James pegou o bilhete na caixinha, e leu mais uma vez os dizeres daquele enigma.
Estava tão óbvio e ao mesmo tempo tão disperso… se ao menos tivesse pelo menos uma dica mais direcionada…
Ao olhar novamente para a montanha que estava desenhada com areia e seu sangue, de repente pensou em algo:
“Se eu fosse uma deusa… Onde eu esconderia uma pista dessa?”. Pensou, se vendo escondendo algo importante em alguma dessas montanhas, e nunca lhe parecia ser certo tentar chutar ser alguma delas.
Até que se lembrou que Kýrios e Psiquê gostavam de rodar o mundo em lugares exóticos e turísticos importantes…
“Será que seriam tão loucos de visitar e ter suas aventuras num lugar tão inóspito como aquele que tantos alpinistas perdiam suas vidas? Não que esse este segundo item fosse um problema para eles, mas… é obvio demais. Mas também…” Pensou.
Era um chute com chance de um em cem. E eles não tinham o direito de errar o lugar.

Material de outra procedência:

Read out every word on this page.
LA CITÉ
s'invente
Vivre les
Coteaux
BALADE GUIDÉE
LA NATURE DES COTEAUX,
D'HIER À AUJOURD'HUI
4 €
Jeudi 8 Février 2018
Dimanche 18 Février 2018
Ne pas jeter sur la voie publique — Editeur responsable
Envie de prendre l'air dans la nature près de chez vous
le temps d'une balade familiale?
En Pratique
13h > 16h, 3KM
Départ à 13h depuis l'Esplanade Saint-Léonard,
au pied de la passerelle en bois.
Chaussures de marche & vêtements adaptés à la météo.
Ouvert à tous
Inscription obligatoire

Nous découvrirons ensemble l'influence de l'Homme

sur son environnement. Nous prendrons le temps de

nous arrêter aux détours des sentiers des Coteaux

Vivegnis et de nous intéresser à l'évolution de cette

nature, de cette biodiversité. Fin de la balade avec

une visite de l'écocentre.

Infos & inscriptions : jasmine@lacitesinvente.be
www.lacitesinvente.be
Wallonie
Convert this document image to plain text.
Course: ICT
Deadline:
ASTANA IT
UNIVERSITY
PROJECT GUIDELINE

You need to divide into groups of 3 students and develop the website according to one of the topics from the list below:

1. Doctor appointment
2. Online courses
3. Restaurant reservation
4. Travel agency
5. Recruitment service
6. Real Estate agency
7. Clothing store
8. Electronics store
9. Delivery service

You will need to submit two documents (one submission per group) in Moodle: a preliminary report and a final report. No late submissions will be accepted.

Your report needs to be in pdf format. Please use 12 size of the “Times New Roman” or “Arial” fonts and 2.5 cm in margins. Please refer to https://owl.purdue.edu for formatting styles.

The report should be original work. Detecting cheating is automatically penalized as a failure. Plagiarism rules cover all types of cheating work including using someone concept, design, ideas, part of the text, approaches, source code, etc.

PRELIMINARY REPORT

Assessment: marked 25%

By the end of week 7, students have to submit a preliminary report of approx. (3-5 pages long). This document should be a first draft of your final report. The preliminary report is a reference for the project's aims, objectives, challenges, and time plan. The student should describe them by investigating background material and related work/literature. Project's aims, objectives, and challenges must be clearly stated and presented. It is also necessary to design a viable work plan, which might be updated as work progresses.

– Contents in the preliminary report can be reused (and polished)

Se pudessem ter mais tempo…
— Eu arrisco no Monte Fuji. — disse James por fim, interrompendo os murmúrios do grupo — “Na primavera florescem”, isso faz referência a alguma flor. E uma vez minha mãe disse que me levaria para conhecer as cerejeiras do Oriente. “Façam suas oferendas, e todos seus bons desejos, serão realizados com festejos”, isso só pode significar uma data comemorativa. E nós sabemos que cada país tem a sua. Mas a que mais conheço pelas histórias é o das cerejeiras, no Japão. O desenho dessa montanha poderia ser o Everest, mas tudo apontou que era uma montanha de região oriental. — Tomou fôlego para continuar — “Na manhã seguinte, quando olho para o sol.” Todos nós sabemos que quando amanhece, e quando olhamos para o sol, ele sempre aparece no leste, onde o sol nasce. O que embasa ainda mais o argumento de que seja esse país, que é o conhecido como “A terra do sol nascente”. Agora, a questão é: Devemos procurar na cidade ou na montanha? Eu arriscaria que fosse na montanha, pelo perfil de toda essa trajetória que fizemos até aqui. Psiquê não iria deixar uma pista assim num lugar tão óbvio e popular como Tókio, por exemplo. Mas também pode ser o contrário. Aquela velha psicologia reversa e tudo mais.
Todos ficaram olhando admirados para o rapaz, até Ares cortar o silêncio batendo palmas.
— Não esperava menos do pretendente de meu filho.
James corou, queria rebater argumentando ou negando, mas seria em vão, só causaria ainda mais embaraços e confusão.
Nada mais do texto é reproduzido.